Если на сервере предполагается осуществлять двухфакторную аутентификацию, то сервер выступает в роли клиента и требует соответствующих настроек;

Предполагается, что домен Astra Linux Directory (ALD) уже развернут, существует минимум один доменный пользователь, который может пройти  аутентификацию по паролю, время клиента и сервера совпадают (ntp).

Терминология Kerberos

  • Билет (ticket) – временные данные, выдаваемые клиенту для аутентификации на сервере, на котором располагается необходимая служба;
  • Клиент (client) – некая сущность в сети (пользователь, хост или сервис), которая может получить билет от Kerberos;
  • Центр выдачи ключей (key distribution center, KDC) – сервис, выдающий билеты Kerberos;
  • Область (realm) – сеть, используемая Kerberos, состоящая из серверов KDC и множества клиентов. Имя realm регистрозависимо, обычно пишется в верхнем регистре и совпадает с именем домена;
  • Принципал (principal) – уникальное имя для клиента, для которого разрешается аутентификация в Kerberos. Записывается в виде root[/instance]@REALM.


Установка пакетов для доступа к токенам

Для обеспечения доступа к токенам на компьютерах, работающих с токенами (УЦ, клиенты, сервер, если он выступает в роли клиента) должен быть установлен пакет jcpkcs11-2. Этот пакет предоставляется производителем токенов и не входит в дистрибутивы Astra Linux. Для получения пакета и инструкций по его установке следует обратиться к производителю: https://www.aladdin-rd.ru.

Создание УЦ и работа с УЦ

Установка пакетов

  1. Установить пакет jcpkcs11-2 в соответствии с инструкциями производителя;
  2. Установить пакеты из дистрибутива Astra Linux:

    sudo apt install -y opensc libengine-pkcs11-openssl1.1 pcsc-tools

Создание и настройка УЦ

В качестве инструмента для создания УЦ в данном примере используется OpenSSL — криптографический пакет с открытым исходным кодом для работы с SSL/TLS. Пакет позволяет создавать ключи RSA, DH, DSA, ГОСТ и сертификаты X.509, подписывать их, формировать CSR и CRT. Далее все настройки далее выполняются для тестового домена SMARTCARD.ALD. Примем, что:
  • сервер и клиенты принадлежат домену SMARTCARD.ALD;
  • имя службы - kdc;
  • имя клиента - client.

При настройке рабочей системы используйте реальные имена вашего домена, сервера и клиента.

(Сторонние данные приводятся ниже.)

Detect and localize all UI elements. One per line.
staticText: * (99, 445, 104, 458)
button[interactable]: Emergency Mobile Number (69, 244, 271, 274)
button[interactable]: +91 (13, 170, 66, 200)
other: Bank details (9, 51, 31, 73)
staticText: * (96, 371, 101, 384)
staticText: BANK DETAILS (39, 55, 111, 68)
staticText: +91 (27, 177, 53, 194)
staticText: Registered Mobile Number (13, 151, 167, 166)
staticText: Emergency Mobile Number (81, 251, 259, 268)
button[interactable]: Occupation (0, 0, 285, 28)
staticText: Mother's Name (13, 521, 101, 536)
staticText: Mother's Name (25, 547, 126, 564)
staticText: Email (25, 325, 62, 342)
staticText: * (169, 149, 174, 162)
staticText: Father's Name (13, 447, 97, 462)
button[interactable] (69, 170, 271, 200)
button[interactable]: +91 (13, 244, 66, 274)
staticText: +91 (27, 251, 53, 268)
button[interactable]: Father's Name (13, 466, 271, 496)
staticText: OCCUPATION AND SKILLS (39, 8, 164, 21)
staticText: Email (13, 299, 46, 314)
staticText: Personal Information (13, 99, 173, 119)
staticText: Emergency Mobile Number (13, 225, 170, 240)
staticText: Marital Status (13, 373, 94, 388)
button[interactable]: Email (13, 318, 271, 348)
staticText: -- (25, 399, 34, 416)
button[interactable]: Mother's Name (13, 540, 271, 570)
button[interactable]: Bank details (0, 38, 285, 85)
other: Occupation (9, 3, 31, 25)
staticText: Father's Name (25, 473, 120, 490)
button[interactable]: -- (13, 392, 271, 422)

Порядок действий по настройке:

  1. Создать каталог удостоверяющего центра (УЦ) командой:

    sudo mkdir /etc/ssl/CA

    В этом каталоге будут размещаться сгенерированные ключи и сертификаты.

  2. Перейти в созданный каталог:

    cd /etc/ssl/CA

  3. Создать ключ и сертификат УЦ, указав собственные параметры в опции -subst:

    В параметре Common name (CN) обязательно указать имя домена. В случае нашего примера: SMARTCARD.ALD 

    sudo openssl genrsa -out cakey.pem 2048
    sudo openssl req -batch -new -key cakey.pem  -out cacert.pem -subj '/C=RU/ST=MO/L=Moscow/O=Astra/OU=Wiki/emailAddress= /CN=SMARTCARD.ALD' -x509 -days 3650

    Параметр days определяет количество дней действия сертификата УЦ.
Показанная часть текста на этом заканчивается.